Rubavano auto con la "tecnica del bullone": l'indagine partita da un colpo fallito

I carabinieri arrestano dopo due mesi anche il complice che riuscì a scappare dopo il tentativo di furto di una Citroen

(foto di repertorio)

È stato arrestato dopo 3 mesi dal primo colpo D. R. 35enne con precedenti per reati contro il patrimonio residente a Casoria per furto con destrezza di autovetture in concorso.
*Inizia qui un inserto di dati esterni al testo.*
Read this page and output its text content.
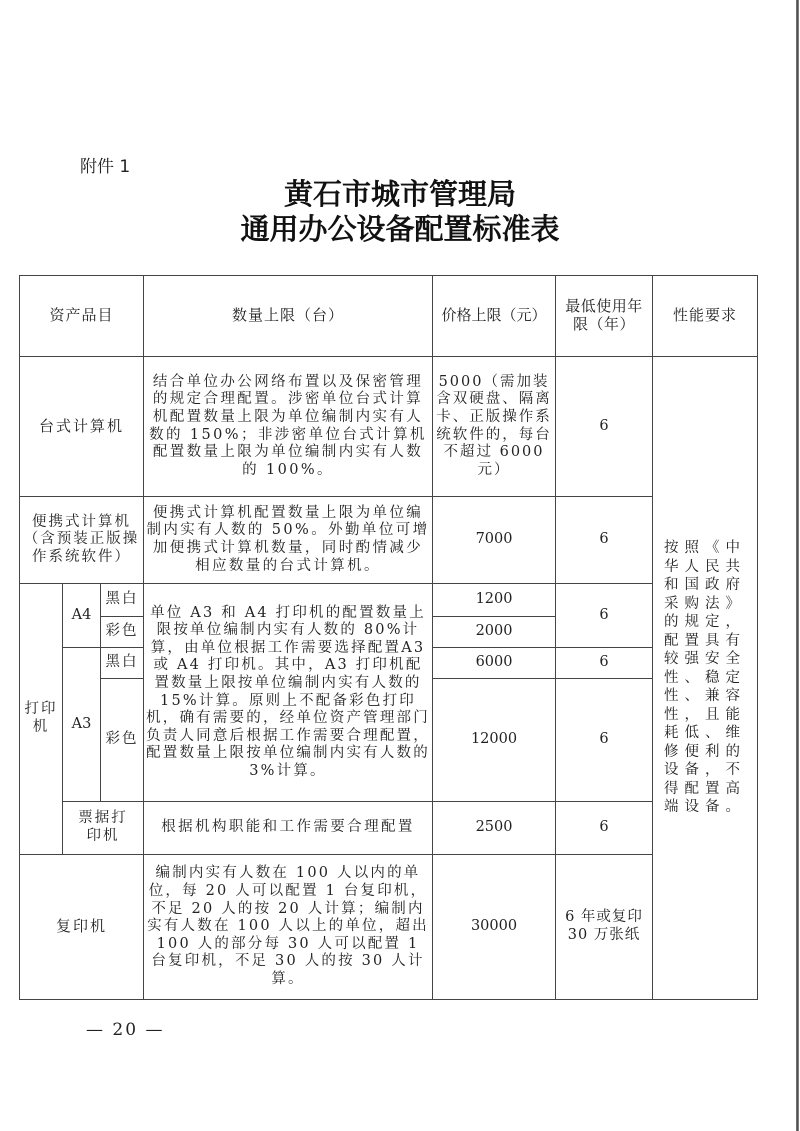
附件 1
黄石市城市管理局
通用办公设备配置标准表
资产品目			数量上限（台）	价格上限（元）	最低使用年限（年）	性能要求
台式计算机			结合单位办公网络布置以及保密管理的规定合理配置。涉密单位台式计算机配置数量上限为单位编制内实有人数的 150%；非涉密单位台式计算机配置数量上限为单位编制内实有人数的 100%。	5000（需加装含双硬盘、隔离卡、正版操作系统软件的，每台不超过 6000 元）	6	按照《中华人民共和国政府采购法》的规定，配置具有较强安全性、稳定性、兼容性，且能耗低、维修便利的设备，不得配置高端设备。
便携式计算机（含预装正版操作系统软件）			便携式计算机配置数量上限为单位编制内实有人数的 50%。外勤单位可增加便携式计算机数量，同时酌情减少相应数量的台式计算机。	7000	6	
打印机	A4	黑白	单位 A3 和 A4 打印机的配置数量上限按单位编制内实有人数的 80%计算，由单位根据工作需要选择配置A3 或 A4 打印机。其中，A3 打印机配置数量上限按单位编制内实有人数的 15%计算。原则上不配备彩色打印机，确有需要的，经单位资产管理部门负责人同意后根据工作需要合理配置，配置数量上限按单位编制内实有人数的 3%计算。	1200	6	
		彩色		2000		
	A3	黑白		6000	6	
		彩色		12000	6	
	票据打印机		根据机构职能和工作需要合理配置	2500	6	
复印机			编制内实有人数在 100 人以内的单位，每 20 人可以配置 1 台复印机，不足 20 人的按 20 人计算；编制内实有人数在 100 人以上的单位，超出 100 人的部分每 30 人可以配置 1 台复印机，不足 30 人的按 30 人计算。	30000	6 年或复印 30 万张纸	
— 20 —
Era il complice in fuga di D. M. V. 33enne incensurato di Arzano tratto in arresto per rapina impropria e resistenza a pubblico ufficiale dai carabinieri della stazione di Gricignano d'Aversa ad Afragola, dopo che i due ricorrendo alla "tecnica del bullone" riuscirono a sottrarre ad un professore universitario napoletano la propria Mercedes Classe B.

Il 33enne in concorso col complice D. R. attirararono l'attenzione del malcapitato automobilista lanciando contro la vettura un bullone mediante un appostamento in un punto sensibile del transito veicolare con il solo scopo di indurlo a fermarsi ed a scendere dall'auto. Infatti quando il disgraziato professore scese dal veicolo per sincerarsi del rumore, il complice si impossessò del veicolo con scatto repentino dandosi alla fuga. In quell'occasione però i due ladri d'automobili trovarono lungo il loro percorso i militari di Gricignano d'Aversa che erano sulle loro tracce per via di un precedente delitto. Dopo un lungo inseguimento per le vie di Afragola D. M. V. venne tratto in arresto e D. R. riuscì a scappare.

Dopo un'intesa attività investigativa i carabinieri sono risaliti a D. R. traendolo in arresto su disposizione del gip del Tribunale di Napoli Nord. L'attività di indagine nacque a seguito di una denuncia sporta da una donna presso la stazione carabinieri di Gricignano d'Aversa per il tentato furto della propria Citroen C3 avvenuto il 23 settembre scorso a Carinaro. La donna era stata vittima del rituale del bullone ma in quell'occasione l'antifurto del veicolo bloccò la vettura costringendo i due ladri ad abbandonarlo pochi metri più avanti. Quello fu l'imput che portó i militari al primo arresto il 24 settembre ed infine al secondo riuscendo così a chiudere il cerchio delittuoso. Entrambe le vetture sottratte sono state restituite ai legittimi proprietari.